McCullers' cross-cutting story follows four main characters: Mick Kelly (Jessica Honor Carleton), a spunky teenage tomboy who hangs with a boy but really wants to write a symphony; Dr. Copeland (Walter Coppage), a gifted and dignified black doctor who must fight racism at every ameliorating turn; Jake Blount (Loren Lazerine), an idealistic leftist organizer whose sadness for the working-class lot, and its passivity, leads him to the bottle; and Biff Brannon (Colm O'Reilly), the owner of the local diner and a man struggling (as so many of us do) to find the right path between passivity and intervention.
In the course of the story, all of these characters (along with Dr. Copeland's daughter, Portia, played by Ann Joseph) come to look into the face of John Singer and find a hint of the solace that the world beyond his visage seems to deny them.

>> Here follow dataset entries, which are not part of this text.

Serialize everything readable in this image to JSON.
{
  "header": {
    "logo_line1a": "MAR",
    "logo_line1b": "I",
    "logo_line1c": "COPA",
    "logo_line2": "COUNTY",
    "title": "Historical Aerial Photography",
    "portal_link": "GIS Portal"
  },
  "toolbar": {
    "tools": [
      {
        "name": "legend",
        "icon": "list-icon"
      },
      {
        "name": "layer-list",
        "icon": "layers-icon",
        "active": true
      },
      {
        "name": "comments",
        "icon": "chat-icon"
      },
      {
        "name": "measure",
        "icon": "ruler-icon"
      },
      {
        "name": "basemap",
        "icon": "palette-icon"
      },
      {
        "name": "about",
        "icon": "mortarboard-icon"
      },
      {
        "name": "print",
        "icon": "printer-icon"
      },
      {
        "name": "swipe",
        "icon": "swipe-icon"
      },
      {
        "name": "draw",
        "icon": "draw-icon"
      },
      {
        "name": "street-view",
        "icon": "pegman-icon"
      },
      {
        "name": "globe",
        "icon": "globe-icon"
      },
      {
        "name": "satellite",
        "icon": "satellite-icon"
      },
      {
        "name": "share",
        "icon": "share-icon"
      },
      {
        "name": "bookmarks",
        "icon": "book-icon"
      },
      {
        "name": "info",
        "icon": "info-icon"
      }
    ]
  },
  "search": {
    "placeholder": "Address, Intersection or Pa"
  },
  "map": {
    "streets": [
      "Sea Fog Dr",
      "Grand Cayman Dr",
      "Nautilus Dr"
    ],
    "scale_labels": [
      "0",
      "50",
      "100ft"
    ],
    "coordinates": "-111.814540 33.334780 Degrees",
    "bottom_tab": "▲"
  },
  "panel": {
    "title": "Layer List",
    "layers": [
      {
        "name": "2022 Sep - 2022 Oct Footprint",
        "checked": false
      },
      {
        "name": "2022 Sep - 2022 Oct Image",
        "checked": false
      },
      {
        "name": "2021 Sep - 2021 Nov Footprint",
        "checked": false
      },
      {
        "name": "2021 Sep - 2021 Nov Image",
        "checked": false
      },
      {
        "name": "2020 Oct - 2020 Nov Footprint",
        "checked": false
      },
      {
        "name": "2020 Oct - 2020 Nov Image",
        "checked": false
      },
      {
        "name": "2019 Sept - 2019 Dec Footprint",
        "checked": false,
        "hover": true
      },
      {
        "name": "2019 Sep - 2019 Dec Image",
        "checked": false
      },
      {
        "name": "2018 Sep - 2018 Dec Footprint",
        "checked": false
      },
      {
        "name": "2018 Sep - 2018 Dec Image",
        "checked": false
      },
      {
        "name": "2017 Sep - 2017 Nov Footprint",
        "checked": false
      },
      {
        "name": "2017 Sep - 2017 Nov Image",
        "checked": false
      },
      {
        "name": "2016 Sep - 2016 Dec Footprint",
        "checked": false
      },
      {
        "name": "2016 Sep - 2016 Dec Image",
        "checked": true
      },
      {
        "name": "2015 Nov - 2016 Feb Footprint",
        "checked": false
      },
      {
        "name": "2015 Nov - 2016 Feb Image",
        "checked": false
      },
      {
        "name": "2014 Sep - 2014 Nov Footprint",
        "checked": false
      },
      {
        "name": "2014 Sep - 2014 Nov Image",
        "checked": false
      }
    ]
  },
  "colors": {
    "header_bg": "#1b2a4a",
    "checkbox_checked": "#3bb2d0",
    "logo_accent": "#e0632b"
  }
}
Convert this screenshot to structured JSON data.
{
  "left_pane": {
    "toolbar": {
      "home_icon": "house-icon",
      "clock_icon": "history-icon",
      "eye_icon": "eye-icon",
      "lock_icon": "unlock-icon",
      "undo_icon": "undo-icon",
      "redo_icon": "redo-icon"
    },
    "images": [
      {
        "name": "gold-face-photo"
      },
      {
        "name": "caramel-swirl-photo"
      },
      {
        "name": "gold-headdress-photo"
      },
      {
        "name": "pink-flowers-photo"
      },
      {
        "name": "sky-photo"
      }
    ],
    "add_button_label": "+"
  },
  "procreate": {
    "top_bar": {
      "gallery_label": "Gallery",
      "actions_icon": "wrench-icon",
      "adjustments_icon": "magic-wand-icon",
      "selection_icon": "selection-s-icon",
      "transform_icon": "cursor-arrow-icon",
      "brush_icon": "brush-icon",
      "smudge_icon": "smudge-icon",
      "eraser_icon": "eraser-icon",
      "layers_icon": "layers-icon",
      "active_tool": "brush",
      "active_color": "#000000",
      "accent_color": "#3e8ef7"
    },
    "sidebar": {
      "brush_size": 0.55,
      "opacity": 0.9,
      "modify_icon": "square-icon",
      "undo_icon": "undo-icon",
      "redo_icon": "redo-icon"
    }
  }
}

This is not an easy novel to dramatize. Part of the problem here is that a pivotal scene that explains Singer's own demons happens very quickly at the start of the show, before one has easily settled into its rhythms. It does not return and that distance makes it difficult to feel the cohesion of a dramatization that it is very driven by dialogue and that ultimately doesn't find quite the right way to center around Singer himself. Gordon's earnest, well-spoken, straight-up production is honest and faithful to the script — and she benefits greatly from a uniformly stellar group of actors, all very well cast. Overall, it's a production that reminds me of Steppenwolf's production of Sherwood Anderson's "Winesburg, Ohio," another powerful evocation of the trials of ordinary small-town folks, although that show had a powerful musicality and a tension that this more prosaic piece lacks.
This current show — both the adaptation and the production itself — could use something to disrupt its very regular rhythms. It's not that the cross-cutting is inherently problematic. We are drawn to the way these separate stories unfold (Gilman's storytelling is very clear) and the likes of Lazerine and Coppage are very moving, just as O'Reilly is deliciously enigmatic. It's more that the sense of crisis — and there is most certainly a crisis erupting in these lives — does not build in such a way that you feel the resolution to be somehow inevitable. At the end of the story, Singer surely can't take it anymore. Since his journey is long, profound and comes at great personal cost, we must feel like we understand its inevitable topography.
One wishes that the space in the Upstairs Theatre was not so rigidly apportioned and horizontal; at times, you find yourself wanted everyone to burst vertically out of their rooms, or at least show us that their aching souls cannot be contained therein.
When: Through Nov. 4
Where: Steppenwolf Upstairs Theatre, 1650 N. Halsted St.